Nachher kaufen wir noch in einem großen Foodstore für die nächsten Tage ein, und fahren tanken. Dabei findet Christian zufällig die entsprechende Karte für Arizona, d.h. es kann losgehen. Während unserem Stadtbesuch hat sich in der unangenehm drückenden Hitze ein ordentlicher Sturm gebildet. Es fliegt so ziemlich alles durch die Luft, und fette schwarze Wolken kommen mit hoher Geschwindigkeit auf uns zu. Wir schaffen noch die Fahrt hinauf auf das Plateau zum Entrance des Mesa Verde National Parks, wo wir übernachten wollen, dann kracht es los.
CO 160 (AR): Mesa Verde National Park
CO NP-Roads (AR)
Mesa Verde National Park
Es schüttet nicht nur, es blitzt auch recht anständig, was auf dem Plateau nicht ganz so witzig ist. Bei der Ranger Station traut sich keiner zu uns raus, sie deuten nur, dass wir das Auto nicht verlassen sollen, was schon alleine vom Regen her nicht unbedingt empfehlenswert erscheint. Wir kreisen am Campground herum und halten dort, wo wir später unser Zelt aufstellen wollen. Die halbe Stunde, die das Gewitter noch andauert, verbringen wir mit einer schon längst überfälligen Nahrungszufuhr im Auto.
Der Guss hat die Luft anständig abgekühlt. Wir schmeißen nur unsere Zeltsachen auf den vorgesehenen Platz und da das Wetter besser wird, fahren wir gleich los. Der National Park ist in zwei weit voneinander entfernte Points of Interest aufgeteilt. Wir entschließen uns die näher gelegene Chapin Mesa noch heute in Angriff zu nehmen. Damit die Vegetation noch Zeit zum Abtropfen hat, gehen wir zuerst ins Museum. Dort schauen wir uns einen Film über das Gebiet und die Geschichte an.

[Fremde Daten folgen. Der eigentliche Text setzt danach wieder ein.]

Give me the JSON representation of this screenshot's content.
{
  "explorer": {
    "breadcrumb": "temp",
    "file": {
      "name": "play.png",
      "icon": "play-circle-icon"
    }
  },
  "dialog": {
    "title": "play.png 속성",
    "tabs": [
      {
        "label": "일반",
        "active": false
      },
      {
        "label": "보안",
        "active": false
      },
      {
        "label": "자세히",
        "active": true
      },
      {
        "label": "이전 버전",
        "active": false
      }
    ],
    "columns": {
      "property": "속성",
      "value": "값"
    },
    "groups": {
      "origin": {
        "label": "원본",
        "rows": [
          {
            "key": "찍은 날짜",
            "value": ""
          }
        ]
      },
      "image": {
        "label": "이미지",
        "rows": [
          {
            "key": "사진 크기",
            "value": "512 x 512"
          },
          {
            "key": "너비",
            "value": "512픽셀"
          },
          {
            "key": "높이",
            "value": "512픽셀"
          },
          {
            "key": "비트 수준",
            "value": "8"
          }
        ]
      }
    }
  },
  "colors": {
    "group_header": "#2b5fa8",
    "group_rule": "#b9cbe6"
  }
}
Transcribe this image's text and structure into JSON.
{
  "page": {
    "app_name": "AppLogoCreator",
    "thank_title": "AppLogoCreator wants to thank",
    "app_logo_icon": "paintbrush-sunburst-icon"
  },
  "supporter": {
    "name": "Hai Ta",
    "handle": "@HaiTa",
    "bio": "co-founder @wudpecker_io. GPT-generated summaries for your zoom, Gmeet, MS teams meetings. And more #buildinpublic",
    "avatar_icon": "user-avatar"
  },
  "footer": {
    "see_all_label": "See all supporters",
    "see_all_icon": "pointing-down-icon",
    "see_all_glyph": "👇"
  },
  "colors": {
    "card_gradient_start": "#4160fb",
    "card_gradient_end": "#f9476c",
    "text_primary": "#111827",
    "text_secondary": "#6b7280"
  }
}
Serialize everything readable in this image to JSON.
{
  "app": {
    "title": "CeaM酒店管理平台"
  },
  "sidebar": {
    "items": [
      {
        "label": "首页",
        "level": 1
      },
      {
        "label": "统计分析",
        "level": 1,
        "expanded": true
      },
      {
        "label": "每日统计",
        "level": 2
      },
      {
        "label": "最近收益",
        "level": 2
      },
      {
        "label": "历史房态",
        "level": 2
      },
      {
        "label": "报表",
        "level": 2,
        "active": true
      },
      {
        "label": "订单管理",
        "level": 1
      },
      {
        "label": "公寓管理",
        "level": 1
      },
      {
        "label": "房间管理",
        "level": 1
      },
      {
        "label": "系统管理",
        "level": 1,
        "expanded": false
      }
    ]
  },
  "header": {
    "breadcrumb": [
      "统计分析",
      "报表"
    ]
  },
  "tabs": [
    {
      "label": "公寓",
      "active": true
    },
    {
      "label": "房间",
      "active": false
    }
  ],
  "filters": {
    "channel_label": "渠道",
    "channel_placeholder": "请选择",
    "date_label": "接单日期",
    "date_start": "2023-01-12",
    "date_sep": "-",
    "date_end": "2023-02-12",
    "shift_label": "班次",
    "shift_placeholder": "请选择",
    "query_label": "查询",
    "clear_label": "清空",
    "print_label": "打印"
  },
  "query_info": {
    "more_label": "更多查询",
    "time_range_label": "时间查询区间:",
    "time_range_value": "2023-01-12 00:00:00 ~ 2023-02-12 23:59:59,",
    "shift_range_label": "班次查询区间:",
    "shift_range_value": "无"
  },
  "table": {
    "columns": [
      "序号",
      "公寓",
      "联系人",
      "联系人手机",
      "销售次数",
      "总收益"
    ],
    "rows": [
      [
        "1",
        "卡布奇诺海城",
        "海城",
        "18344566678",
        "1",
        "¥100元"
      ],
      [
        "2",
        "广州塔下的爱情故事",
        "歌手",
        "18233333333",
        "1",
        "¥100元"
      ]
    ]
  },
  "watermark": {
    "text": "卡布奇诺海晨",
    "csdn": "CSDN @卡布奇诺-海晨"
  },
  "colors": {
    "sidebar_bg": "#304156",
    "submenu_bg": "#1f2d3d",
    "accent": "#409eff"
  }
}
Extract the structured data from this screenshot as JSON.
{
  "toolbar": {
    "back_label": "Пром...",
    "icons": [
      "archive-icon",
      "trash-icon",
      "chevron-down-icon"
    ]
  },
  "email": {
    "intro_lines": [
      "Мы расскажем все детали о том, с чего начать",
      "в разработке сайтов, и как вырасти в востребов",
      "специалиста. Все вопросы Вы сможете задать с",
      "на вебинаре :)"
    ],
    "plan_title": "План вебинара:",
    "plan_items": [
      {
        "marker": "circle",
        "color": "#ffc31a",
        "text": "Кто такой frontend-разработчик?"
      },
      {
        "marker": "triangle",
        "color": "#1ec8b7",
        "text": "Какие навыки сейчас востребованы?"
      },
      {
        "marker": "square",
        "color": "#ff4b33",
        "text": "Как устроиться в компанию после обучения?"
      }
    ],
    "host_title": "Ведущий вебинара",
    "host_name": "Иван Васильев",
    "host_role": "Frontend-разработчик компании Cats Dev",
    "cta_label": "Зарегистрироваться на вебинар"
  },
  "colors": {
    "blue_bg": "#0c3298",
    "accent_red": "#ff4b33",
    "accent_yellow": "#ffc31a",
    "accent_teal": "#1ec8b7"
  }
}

Mesa Verde, der “grüne Tisch” ist kein typisch amerikanischer National Park, da die Naturschauspiele hier nicht die Hauptsache sind. Dagegen bietet der Park echte Kultur und Geschichte (also aus einer Zeit vor der Eroberung durch die Europäer). Es handelt sich um die erloschene Zivilisation der Anasazi, die auf dem von Wüsten umgebenen bewaldeten Hochplateau (2200 bis 2600 Meter hoch) von ca. 500 bis 1290 n.Chr. lebten. Somit sind die Europäer ausnahmsweise nicht einmal Schuld am Verschwinden der Anasazi. 1290 hat sich nämlich die gesamte Bevölkerung von einem Tag auf den anderen mehr oder weniger in Luft aufgelöst. Grund dafür könnte z. B. Trockenheit am Plateau gewesen sein.
Gut erhalten sind ihre Behausungen bis heute, denn diese sind zu einem Teil unter der Erde. So wurden in der ersten Periode die Gebäude in den Boden gebaut, mit Eingang am Dach, origineller Belüftung der zentralen Feuerstelle, aber leicht feuerfangendem Oberbau. Später nutzten sie Nischen in Canyonwänden und steilen Absätzen. Dort bauten sie mit Stein und Lehm – teilweise mehrstöckige Gebäude. Der Zugang zu diesen Dörfern ist nicht immer klar ersichtlich. Die Zivilisation muss sehr fortschrittlich gewesen sein, es waren auch keine Nomaden.
Nach der Einführung erkunden wir noch die reale Gegend im wieder traumhaften Wetter per Auto und sogar zu Fuß. Zuerst steigen wir zum Spruce Tree House ab. Wir lassen uns Zeit, es sind auch überhaupt keine Leute mehr unterwegs! Auf der One-Way Straße weiter in den Süden stolpern wir über weitere recht eindrucksvolle Bauwerke, nicht immer sind die in den Nischen der Canyons einfach zu erkennen, scheint wohl Sinn gemacht zu haben. Besonders gut gefallen uns das Square-Tower House (4 stöckiges Gebäude) und der gigantische Cliff Palace (mehr als 200 Räume und viele Kivas), wo gerade die letzten Sonnenstrahlen hintreffen.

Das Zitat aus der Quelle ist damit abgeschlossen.